Thailand’s government bonds rose, with the benchmark three-year yield dropping the most since October, on speculation the central bank will cut borrowing costs. The baht was little changed.
Finance Minister Kittiratt Na-Ranong said April 26 that a reduction in the nation’s policy rate will stem capital inflows that helped push the baht to a 16-year high this month, and the Bank of Thailand has agreed to take that into account. The U.S. reported April 26 that economic growth in the first quarter rose at a 2.5 percent annualized rate, less than the 3 percent economists had forecast.
“Some investors are betting on a rate cut from the BOT as one of the options still available” to reduce capital inflows, said Nalin Chutchotitham, a Bangkok-based analyst at Kasikornbank Pcl. “Bonds also got some support because of the weak data from the U.S.”
The yield on the 3.125 percent notes due December 2015 dropped six basis points, or 0.06 percentage point, to 2.79 percent as of 10:53 a.m. in Bangkok, according to data compiled by Bloomberg. That was the biggest decline since Oct. 18, and the rate was at the lowest level since November 2010.
The central bank has kept the benchmark interest rate at 2.75 percent for the past four meetings, drawing criticism from Finance Minister Kittiratt, who said the higher rate attracts inflows, putting appreciation pressure on the baht. The monetary authority next reviews policy on May 29.
Foreign funds bought $1.99 billion more sovereign debt than they sold this month, adding to net purchases of $9.62 billion in the first quarter, Thai Bond Market Association data show.
The baht was little changed at 29.25, data compiled by Bloomberg show.
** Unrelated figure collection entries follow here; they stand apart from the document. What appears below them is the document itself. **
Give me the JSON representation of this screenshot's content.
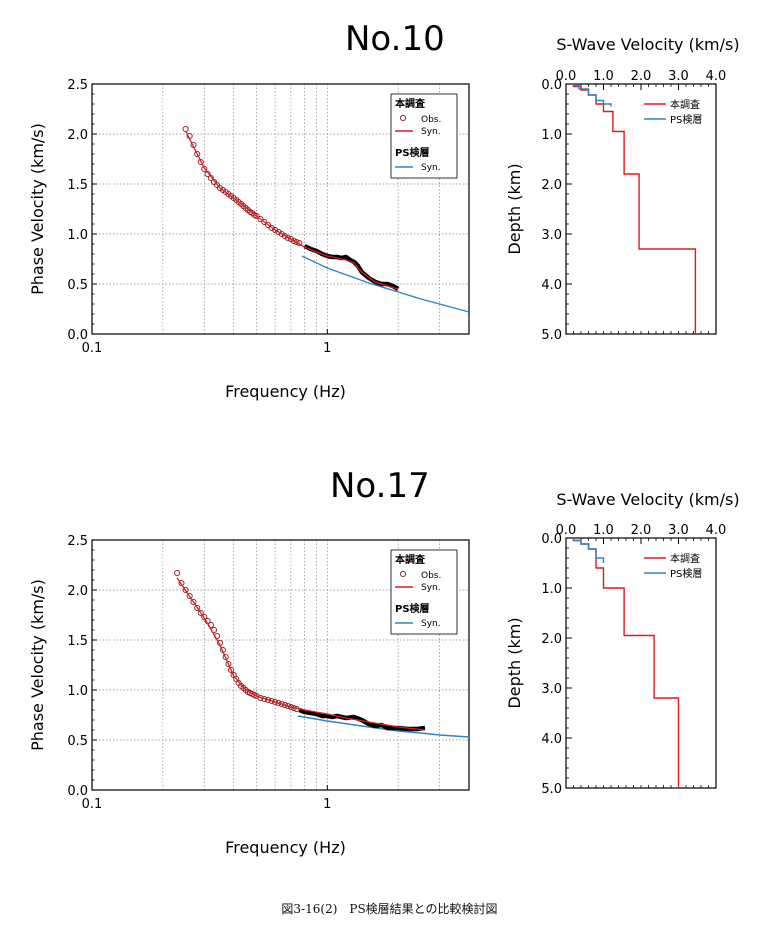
{
  "caption": "図3-16(2)　PS検層結果との比較検討図",
  "colors": {
    "this_study": "#e0191e",
    "ps_logging": "#2b86c5",
    "obs_marker": "#8b1a1a",
    "grid": "#888888"
  },
  "panels": [
    {
      "station": "No.10",
      "dispersion": {
        "type": "line",
        "xlabel": "Frequency (Hz)",
        "ylabel": "Phase Velocity (km/s)",
        "x_scale": "log",
        "xlim": [
          0.1,
          4.0
        ],
        "ylim": [
          0.0,
          2.5
        ],
        "x_ticks": [
          "0.1",
          "1"
        ],
        "y_ticks": [
          "0.0",
          "0.5",
          "1.0",
          "1.5",
          "2.0",
          "2.5"
        ],
        "grid": true,
        "legend_position": "top-right",
        "legend": {
          "group1": "本調査",
          "obs": "Obs.",
          "syn": "Syn.",
          "group2": "PS検層",
          "syn2": "Syn."
        },
        "series": [
          {
            "name": "Obs.",
            "marker": "circle",
            "x": [
              0.25,
              0.26,
              0.27,
              0.28,
              0.29,
              0.3,
              0.31,
              0.32,
              0.33,
              0.34,
              0.35,
              0.36,
              0.37,
              0.38,
              0.39,
              0.4,
              0.41,
              0.42,
              0.43,
              0.44,
              0.45,
              0.46,
              0.47,
              0.48,
              0.49,
              0.5,
              0.52,
              0.54,
              0.56,
              0.58,
              0.6,
              0.62,
              0.64,
              0.66,
              0.68,
              0.7,
              0.72,
              0.74,
              0.76
            ],
            "y": [
              2.05,
              1.98,
              1.89,
              1.8,
              1.72,
              1.65,
              1.6,
              1.56,
              1.52,
              1.49,
              1.46,
              1.44,
              1.42,
              1.4,
              1.38,
              1.36,
              1.34,
              1.32,
              1.3,
              1.28,
              1.26,
              1.24,
              1.22,
              1.21,
              1.19,
              1.18,
              1.15,
              1.12,
              1.09,
              1.06,
              1.04,
              1.02,
              1.0,
              0.98,
              0.96,
              0.95,
              0.93,
              0.92,
              0.91
            ]
          },
          {
            "name": "Syn.",
            "x": [
              0.25,
              0.3,
              0.35,
              0.4,
              0.5,
              0.6,
              0.7,
              0.8,
              0.9,
              1.0,
              1.1,
              1.2,
              1.3,
              1.4,
              1.6,
              1.8,
              2.0
            ],
            "y": [
              2.03,
              1.66,
              1.46,
              1.36,
              1.18,
              1.04,
              0.95,
              0.87,
              0.82,
              0.78,
              0.76,
              0.74,
              0.71,
              0.62,
              0.52,
              0.48,
              0.45
            ]
          },
          {
            "name": "Obs. (dense)",
            "x": [
              0.8,
              0.85,
              0.9,
              0.95,
              1.0,
              1.05,
              1.1,
              1.15,
              1.2,
              1.25,
              1.3,
              1.35,
              1.4,
              1.5,
              1.6,
              1.7,
              1.8,
              1.9,
              2.0
            ],
            "y": [
              0.88,
              0.85,
              0.83,
              0.8,
              0.78,
              0.77,
              0.77,
              0.76,
              0.77,
              0.74,
              0.72,
              0.68,
              0.62,
              0.56,
              0.52,
              0.5,
              0.5,
              0.48,
              0.45
            ]
          },
          {
            "name": "PS検層 Syn.",
            "x": [
              0.78,
              1.0,
              1.5,
              2.0,
              2.5,
              3.0,
              4.0
            ],
            "y": [
              0.78,
              0.66,
              0.51,
              0.42,
              0.35,
              0.3,
              0.22
            ]
          }
        ]
      },
      "velocity_profile": {
        "type": "line",
        "title": "S-Wave Velocity (km/s)",
        "ylabel": "Depth (km)",
        "xlim": [
          0.0,
          4.0
        ],
        "ylim": [
          0.0,
          5.0
        ],
        "x_ticks": [
          "0.0",
          "1.0",
          "2.0",
          "3.0",
          "4.0"
        ],
        "y_ticks": [
          "0.0",
          "1.0",
          "2.0",
          "3.0",
          "4.0",
          "5.0"
        ],
        "legend_position": "top-right",
        "legend": [
          "本調査",
          "PS検層"
        ],
        "series": [
          {
            "name": "本調査",
            "v": [
              0.2,
              0.4,
              0.6,
              0.8,
              1.0,
              1.25,
              1.55,
              1.95,
              3.45
            ],
            "depth_top": [
              0,
              0.05,
              0.12,
              0.22,
              0.4,
              0.55,
              0.95,
              1.8,
              3.3
            ],
            "depth_bottom": 5.0
          },
          {
            "name": "PS検層",
            "v": [
              0.2,
              0.35,
              0.6,
              0.8,
              1.0,
              1.2
            ],
            "depth_top": [
              0,
              0.03,
              0.1,
              0.22,
              0.33,
              0.4
            ],
            "depth_bottom": 0.45
          }
        ]
      }
    },
    {
      "station": "No.17",
      "dispersion": {
        "type": "line",
        "xlabel": "Frequency (Hz)",
        "ylabel": "Phase Velocity (km/s)",
        "x_scale": "log",
        "xlim": [
          0.1,
          4.0
        ],
        "ylim": [
          0.0,
          2.5
        ],
        "x_ticks": [
          "0.1",
          "1"
        ],
        "y_ticks": [
          "0.0",
          "0.5",
          "1.0",
          "1.5",
          "2.0",
          "2.5"
        ],
        "grid": true,
        "legend_position": "top-right",
        "legend": {
          "group1": "本調査",
          "obs": "Obs.",
          "syn": "Syn.",
          "group2": "PS検層",
          "syn2": "Syn."
        },
        "series": [
          {
            "name": "Obs.",
            "marker": "circle",
            "x": [
              0.23,
              0.24,
              0.25,
              0.26,
              0.27,
              0.28,
              0.29,
              0.3,
              0.31,
              0.32,
              0.33,
              0.34,
              0.35,
              0.36,
              0.37,
              0.38,
              0.39,
              0.4,
              0.41,
              0.42,
              0.43,
              0.44,
              0.45,
              0.46,
              0.47,
              0.48,
              0.49,
              0.5,
              0.52,
              0.54,
              0.56,
              0.58,
              0.6,
              0.62,
              0.64,
              0.66,
              0.68,
              0.7,
              0.72,
              0.74
            ],
            "y": [
              2.17,
              2.07,
              2.0,
              1.94,
              1.88,
              1.82,
              1.77,
              1.73,
              1.69,
              1.65,
              1.6,
              1.54,
              1.47,
              1.4,
              1.33,
              1.26,
              1.2,
              1.15,
              1.11,
              1.07,
              1.04,
              1.02,
              1.0,
              0.98,
              0.97,
              0.96,
              0.95,
              0.94,
              0.92,
              0.91,
              0.9,
              0.89,
              0.88,
              0.87,
              0.86,
              0.85,
              0.84,
              0.83,
              0.82,
              0.81
            ]
          },
          {
            "name": "Syn.",
            "x": [
              0.23,
              0.3,
              0.35,
              0.4,
              0.45,
              0.5,
              0.6,
              0.7,
              0.8,
              1.0,
              1.2,
              1.5,
              2.0,
              2.6
            ],
            "y": [
              2.12,
              1.72,
              1.45,
              1.14,
              1.0,
              0.94,
              0.88,
              0.83,
              0.8,
              0.76,
              0.72,
              0.68,
              0.63,
              0.6
            ]
          },
          {
            "name": "Obs. (dense)",
            "x": [
              0.76,
              0.8,
              0.85,
              0.9,
              0.95,
              1.0,
              1.05,
              1.1,
              1.15,
              1.2,
              1.3,
              1.4,
              1.5,
              1.6,
              1.7,
              1.8,
              2.0,
              2.2,
              2.4,
              2.6
            ],
            "y": [
              0.8,
              0.78,
              0.77,
              0.76,
              0.74,
              0.74,
              0.73,
              0.74,
              0.73,
              0.72,
              0.73,
              0.7,
              0.66,
              0.64,
              0.65,
              0.62,
              0.62,
              0.61,
              0.61,
              0.62
            ]
          },
          {
            "name": "PS検層 Syn.",
            "x": [
              0.75,
              1.0,
              1.5,
              2.0,
              2.5,
              3.0,
              4.0
            ],
            "y": [
              0.74,
              0.69,
              0.63,
              0.59,
              0.57,
              0.55,
              0.53
            ]
          }
        ]
      },
      "velocity_profile": {
        "type": "line",
        "title": "S-Wave Velocity (km/s)",
        "ylabel": "Depth (km)",
        "xlim": [
          0.0,
          4.0
        ],
        "ylim": [
          0.0,
          5.0
        ],
        "x_ticks": [
          "0.0",
          "1.0",
          "2.0",
          "3.0",
          "4.0"
        ],
        "y_ticks": [
          "0.0",
          "1.0",
          "2.0",
          "3.0",
          "4.0",
          "5.0"
        ],
        "legend_position": "top-right",
        "legend": [
          "本調査",
          "PS検層"
        ],
        "series": [
          {
            "name": "本調査",
            "v": [
              0.2,
              0.4,
              0.6,
              0.8,
              1.0,
              1.55,
              2.35,
              3.0
            ],
            "depth_top": [
              0,
              0.05,
              0.12,
              0.22,
              0.6,
              1.0,
              1.95,
              3.2
            ],
            "depth_bottom": 5.0
          },
          {
            "name": "PS検層",
            "v": [
              0.2,
              0.4,
              0.6,
              0.8,
              1.0
            ],
            "depth_top": [
              0,
              0.05,
              0.12,
              0.22,
              0.4
            ],
            "depth_bottom": 0.5
          }
        ]
      }
    }
  ]
}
The currency dropped 2 percent last week, the biggest five-day decline since January 2007 amid concern the monetary authorities will impose measures to stem inflows. That pared its advance this year to 4.5 percent, still the best performance among the 11 most-traded Asian currencies. The baht touched 28.56 on April 22 and April 19, the strongest level since July 1997.
One-month implied volatility, a measure of expected moves in the exchange rate used to price options, climbed 28 basis points to 5.35 percent.